In der Wertung der elektrisch angetriebenen Fahrzeuge war letztlich wieder das Stuttgarter Greenteam „bestes Pferd im Stall“ unter den von der deutschen SKF gesponserten Teams: Die Schwaben belegten Rang 3 hinter dem Überraschungssieger Ka-Raceing aus Karlsruhe und der holländischen TU Delft; aber noch vor dem „Erzkonkurrenten“ und aktuellem Beschleunigungs-Weltrekordler von der schweizerischen ETH Zürich (von 0 auf 100 km/h in 1,513 Sekunden!).

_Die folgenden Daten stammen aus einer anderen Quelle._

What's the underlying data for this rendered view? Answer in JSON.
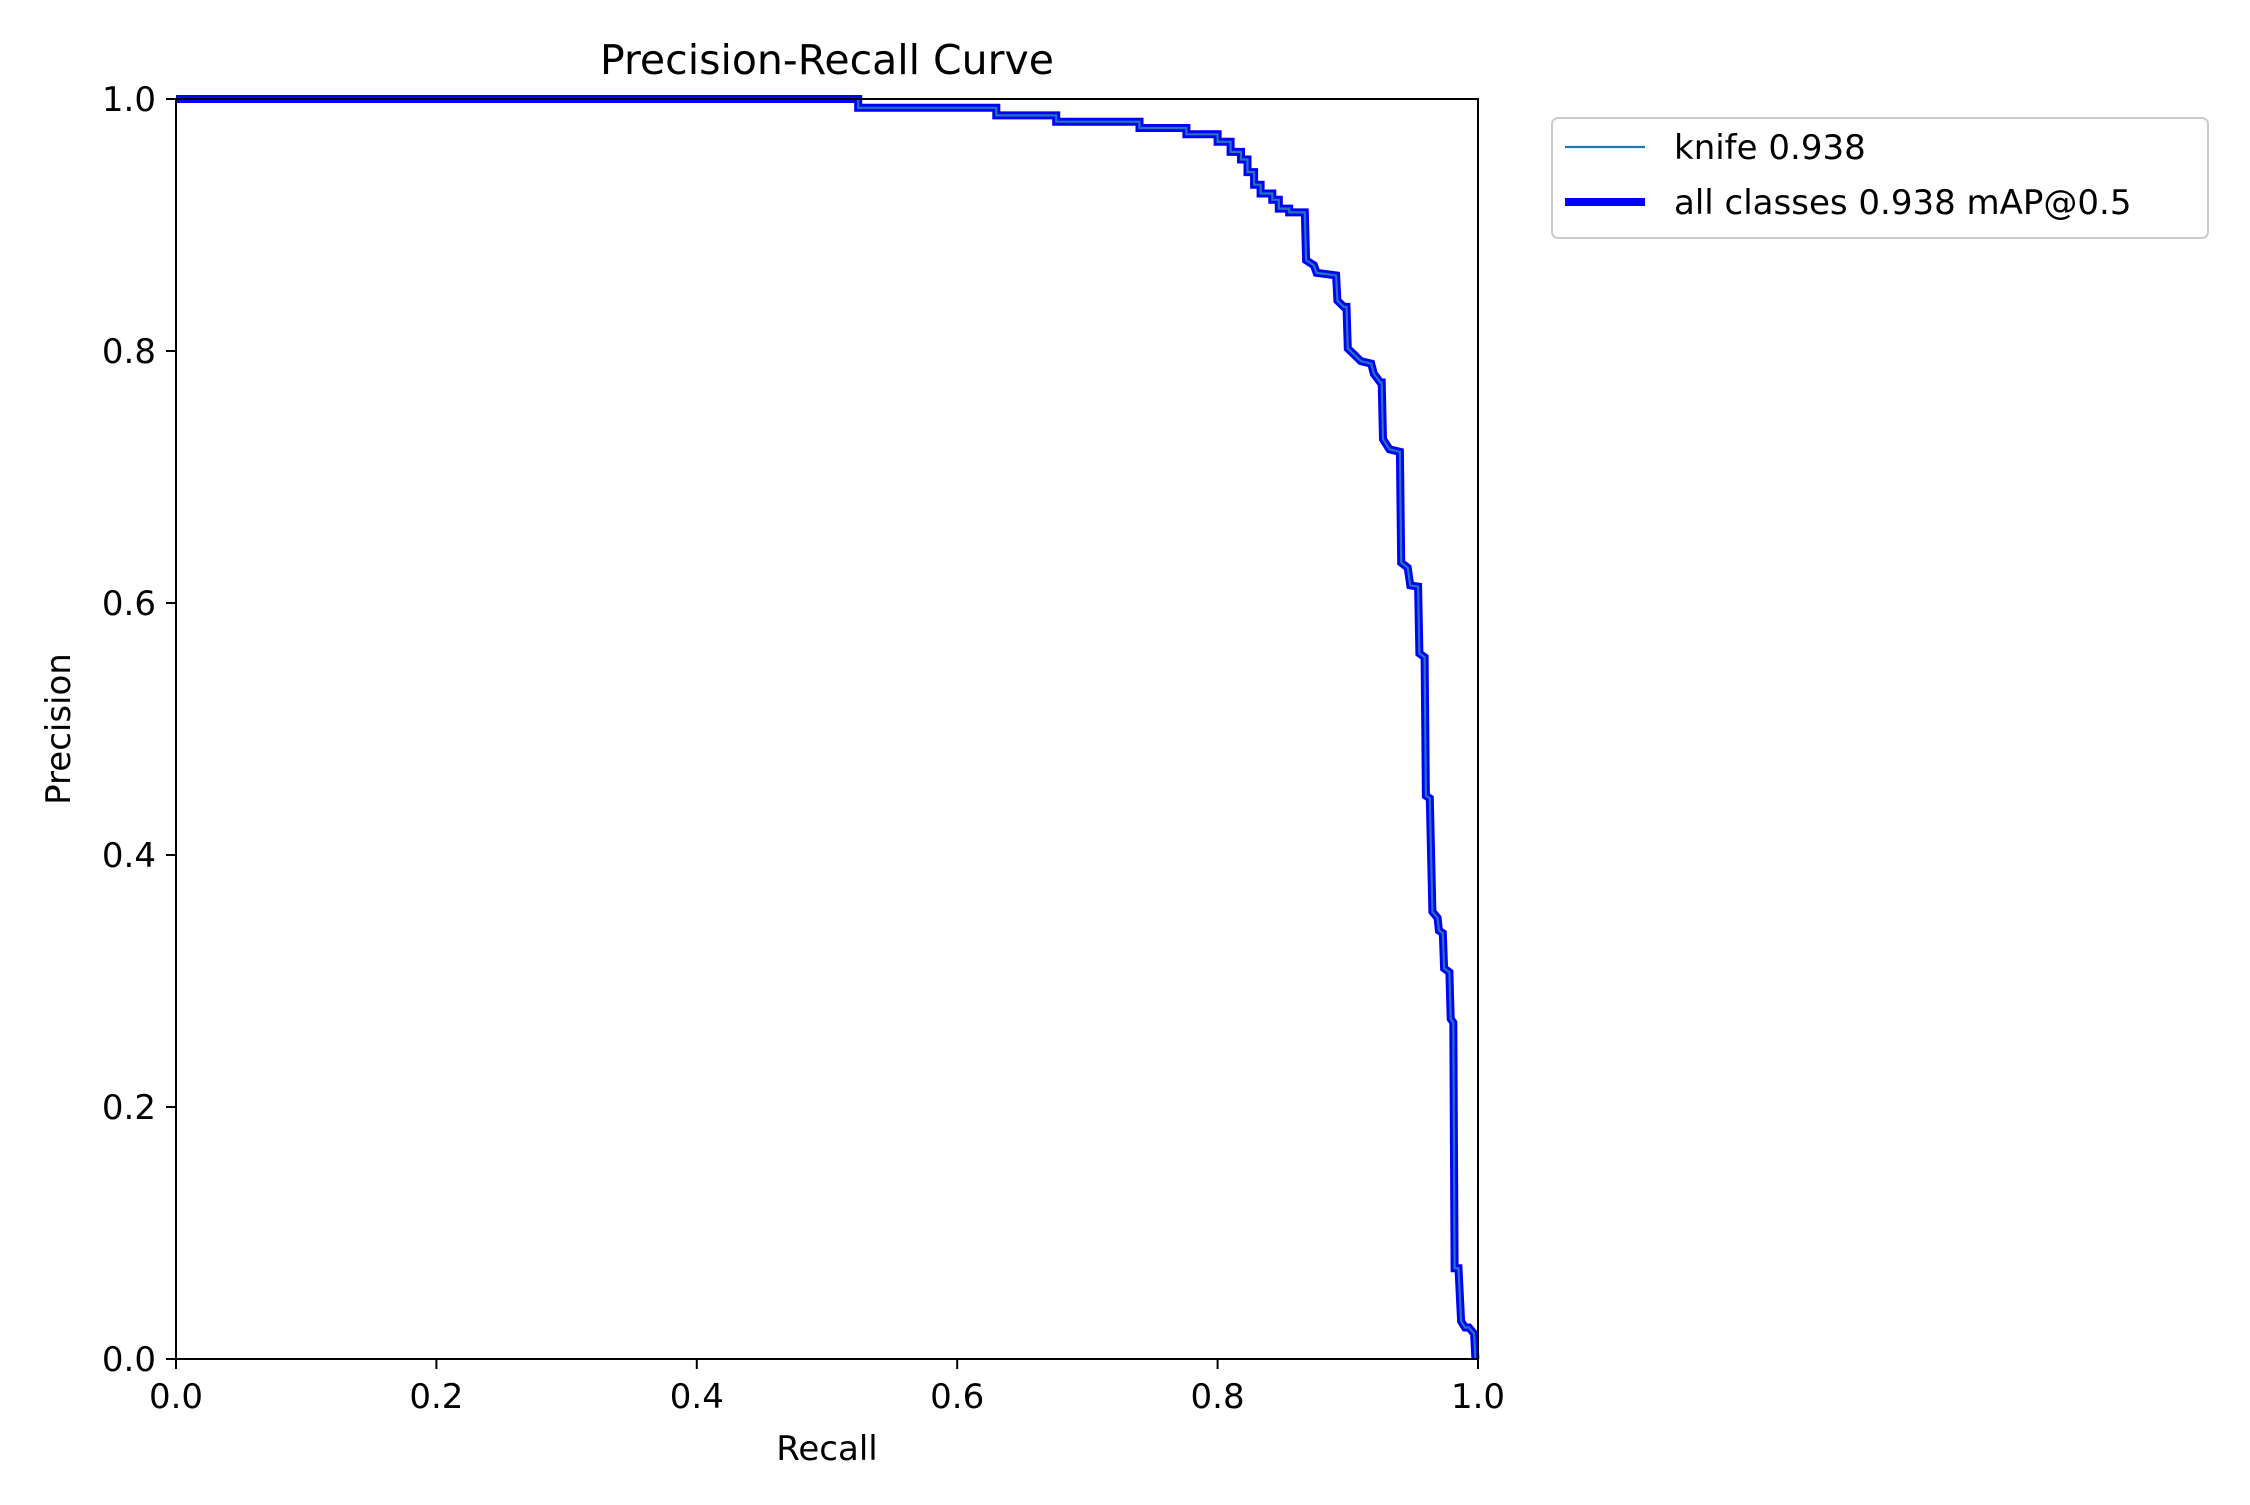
{
  "chart_data": {
    "type": "line",
    "title": "Precision-Recall Curve",
    "xlabel": "Recall",
    "ylabel": "Precision",
    "xlim": [
      0.0,
      1.0
    ],
    "ylim": [
      0.0,
      1.0
    ],
    "xticks": [
      "0.0",
      "0.2",
      "0.4",
      "0.6",
      "0.8",
      "1.0"
    ],
    "yticks": [
      "0.0",
      "0.2",
      "0.4",
      "0.6",
      "0.8",
      "1.0"
    ],
    "grid": false,
    "legend_position": "outside-top-right",
    "series": [
      {
        "name": "knife 0.938",
        "color": "#1f77b4",
        "style": "thin",
        "points": [
          [
            0.0,
            1.0
          ],
          [
            0.524,
            1.0
          ],
          [
            0.524,
            0.993
          ],
          [
            0.63,
            0.993
          ],
          [
            0.63,
            0.987
          ],
          [
            0.676,
            0.987
          ],
          [
            0.676,
            0.982
          ],
          [
            0.74,
            0.982
          ],
          [
            0.74,
            0.977
          ],
          [
            0.776,
            0.977
          ],
          [
            0.776,
            0.972
          ],
          [
            0.8,
            0.972
          ],
          [
            0.8,
            0.966
          ],
          [
            0.81,
            0.966
          ],
          [
            0.81,
            0.958
          ],
          [
            0.818,
            0.958
          ],
          [
            0.818,
            0.952
          ],
          [
            0.823,
            0.952
          ],
          [
            0.823,
            0.942
          ],
          [
            0.828,
            0.942
          ],
          [
            0.828,
            0.932
          ],
          [
            0.833,
            0.932
          ],
          [
            0.833,
            0.925
          ],
          [
            0.842,
            0.925
          ],
          [
            0.842,
            0.92
          ],
          [
            0.847,
            0.92
          ],
          [
            0.847,
            0.913
          ],
          [
            0.855,
            0.913
          ],
          [
            0.855,
            0.91
          ],
          [
            0.867,
            0.91
          ],
          [
            0.868,
            0.872
          ],
          [
            0.874,
            0.868
          ],
          [
            0.876,
            0.862
          ],
          [
            0.891,
            0.86
          ],
          [
            0.892,
            0.84
          ],
          [
            0.897,
            0.835
          ],
          [
            0.899,
            0.835
          ],
          [
            0.9,
            0.802
          ],
          [
            0.905,
            0.797
          ],
          [
            0.91,
            0.792
          ],
          [
            0.918,
            0.79
          ],
          [
            0.92,
            0.782
          ],
          [
            0.925,
            0.775
          ],
          [
            0.926,
            0.775
          ],
          [
            0.927,
            0.73
          ],
          [
            0.932,
            0.722
          ],
          [
            0.94,
            0.72
          ],
          [
            0.941,
            0.632
          ],
          [
            0.946,
            0.628
          ],
          [
            0.948,
            0.614
          ],
          [
            0.954,
            0.613
          ],
          [
            0.955,
            0.56
          ],
          [
            0.959,
            0.557
          ],
          [
            0.96,
            0.447
          ],
          [
            0.963,
            0.445
          ],
          [
            0.965,
            0.355
          ],
          [
            0.969,
            0.35
          ],
          [
            0.97,
            0.34
          ],
          [
            0.973,
            0.338
          ],
          [
            0.974,
            0.31
          ],
          [
            0.978,
            0.307
          ],
          [
            0.979,
            0.27
          ],
          [
            0.981,
            0.267
          ],
          [
            0.982,
            0.072
          ],
          [
            0.985,
            0.072
          ],
          [
            0.987,
            0.03
          ],
          [
            0.99,
            0.025
          ],
          [
            0.993,
            0.025
          ],
          [
            0.997,
            0.02
          ],
          [
            0.998,
            0.0
          ]
        ]
      },
      {
        "name": "all classes 0.938 mAP@0.5",
        "color": "#0000ff",
        "style": "thick",
        "points": [
          [
            0.0,
            1.0
          ],
          [
            0.524,
            1.0
          ],
          [
            0.524,
            0.993
          ],
          [
            0.63,
            0.993
          ],
          [
            0.63,
            0.987
          ],
          [
            0.676,
            0.987
          ],
          [
            0.676,
            0.982
          ],
          [
            0.74,
            0.982
          ],
          [
            0.74,
            0.977
          ],
          [
            0.776,
            0.977
          ],
          [
            0.776,
            0.972
          ],
          [
            0.8,
            0.972
          ],
          [
            0.8,
            0.966
          ],
          [
            0.81,
            0.966
          ],
          [
            0.81,
            0.958
          ],
          [
            0.818,
            0.958
          ],
          [
            0.818,
            0.952
          ],
          [
            0.823,
            0.952
          ],
          [
            0.823,
            0.942
          ],
          [
            0.828,
            0.942
          ],
          [
            0.828,
            0.932
          ],
          [
            0.833,
            0.932
          ],
          [
            0.833,
            0.925
          ],
          [
            0.842,
            0.925
          ],
          [
            0.842,
            0.92
          ],
          [
            0.847,
            0.92
          ],
          [
            0.847,
            0.913
          ],
          [
            0.855,
            0.913
          ],
          [
            0.855,
            0.91
          ],
          [
            0.867,
            0.91
          ],
          [
            0.868,
            0.872
          ],
          [
            0.874,
            0.868
          ],
          [
            0.876,
            0.862
          ],
          [
            0.891,
            0.86
          ],
          [
            0.892,
            0.84
          ],
          [
            0.897,
            0.835
          ],
          [
            0.899,
            0.835
          ],
          [
            0.9,
            0.802
          ],
          [
            0.905,
            0.797
          ],
          [
            0.91,
            0.792
          ],
          [
            0.918,
            0.79
          ],
          [
            0.92,
            0.782
          ],
          [
            0.925,
            0.775
          ],
          [
            0.926,
            0.775
          ],
          [
            0.927,
            0.73
          ],
          [
            0.932,
            0.722
          ],
          [
            0.94,
            0.72
          ],
          [
            0.941,
            0.632
          ],
          [
            0.946,
            0.628
          ],
          [
            0.948,
            0.614
          ],
          [
            0.954,
            0.613
          ],
          [
            0.955,
            0.56
          ],
          [
            0.959,
            0.557
          ],
          [
            0.96,
            0.447
          ],
          [
            0.963,
            0.445
          ],
          [
            0.965,
            0.355
          ],
          [
            0.969,
            0.35
          ],
          [
            0.97,
            0.34
          ],
          [
            0.973,
            0.338
          ],
          [
            0.974,
            0.31
          ],
          [
            0.978,
            0.307
          ],
          [
            0.979,
            0.27
          ],
          [
            0.981,
            0.267
          ],
          [
            0.982,
            0.072
          ],
          [
            0.985,
            0.072
          ],
          [
            0.987,
            0.03
          ],
          [
            0.99,
            0.025
          ],
          [
            0.993,
            0.025
          ],
          [
            0.997,
            0.02
          ],
          [
            0.998,
            0.0
          ]
        ]
      }
    ]
  }
}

Der „SKF Rennstall“ Elbflorace Dresden erreichte Rang 15; Fast Forest Deggendorf hatte diesmal mit einer ziemlich zickigen „Jenny“ zu kämpfen (Platz 18), Starcraft Ilmenau ging im Langstreckenrennen der Saft aus (Platz 26); unmittelbar gefolgt von Elefant Racing Bayreuth (unter 38 gewerteten Teams).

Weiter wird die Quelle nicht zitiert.